The paper argues that the formal politics of the 20th century were grounded in and shaped by what Lyotard termed distinctly modern “meta narratives of progress.” Ideologies such as liberalism or Marxism exemplify such meta-narratives. The cultural politics of feelings and moral sentiments, on the other hand, occupies a very different territory. It has no vision of a better world simply respite from what are perceived as forms of cultural oppression experienced in the present one. That is, forms of victimization in which the self or one’s group experiences unwanted acts, intentional or unintentional, that might provoke someone somewhere to feel distressed, anxious, hurt or uncomfortable in some way. This is a politics that is concerned with creating a “safe space” and redress for those who might feel victimized, largely through an appeal to third parties to take action against them.

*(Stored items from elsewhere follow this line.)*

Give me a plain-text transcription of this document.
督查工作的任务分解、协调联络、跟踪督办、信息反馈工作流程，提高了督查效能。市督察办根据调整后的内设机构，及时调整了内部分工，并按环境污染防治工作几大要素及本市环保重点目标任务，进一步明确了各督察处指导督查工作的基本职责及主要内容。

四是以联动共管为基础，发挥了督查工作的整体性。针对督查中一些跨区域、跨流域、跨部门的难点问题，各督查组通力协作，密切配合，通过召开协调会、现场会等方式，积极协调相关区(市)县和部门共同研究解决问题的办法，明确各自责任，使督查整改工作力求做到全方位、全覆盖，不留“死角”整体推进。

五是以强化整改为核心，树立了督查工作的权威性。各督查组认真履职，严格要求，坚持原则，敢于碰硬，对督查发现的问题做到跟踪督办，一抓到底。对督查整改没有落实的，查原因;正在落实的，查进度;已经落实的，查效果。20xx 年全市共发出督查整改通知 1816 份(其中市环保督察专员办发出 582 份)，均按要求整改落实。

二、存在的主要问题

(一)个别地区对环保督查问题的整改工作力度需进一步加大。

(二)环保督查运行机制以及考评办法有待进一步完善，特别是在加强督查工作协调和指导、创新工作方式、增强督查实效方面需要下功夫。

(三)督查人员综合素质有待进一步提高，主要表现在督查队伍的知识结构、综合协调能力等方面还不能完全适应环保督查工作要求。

The paper discusses whether the rise of the politics of offended feelings and moral sentiments carries the trademark features of a slave morality in the Nietzschean sense of the term, where lacking the will and aspiration to challenge the material structures it settles for a politics that isn’t directed at transformation, simply vilification. The paper concludes that it is a conservative politics whose standpoint intersects well with contemporary structures of power. Far from contributing to a transformative praxis, it effects closure on speech and expression.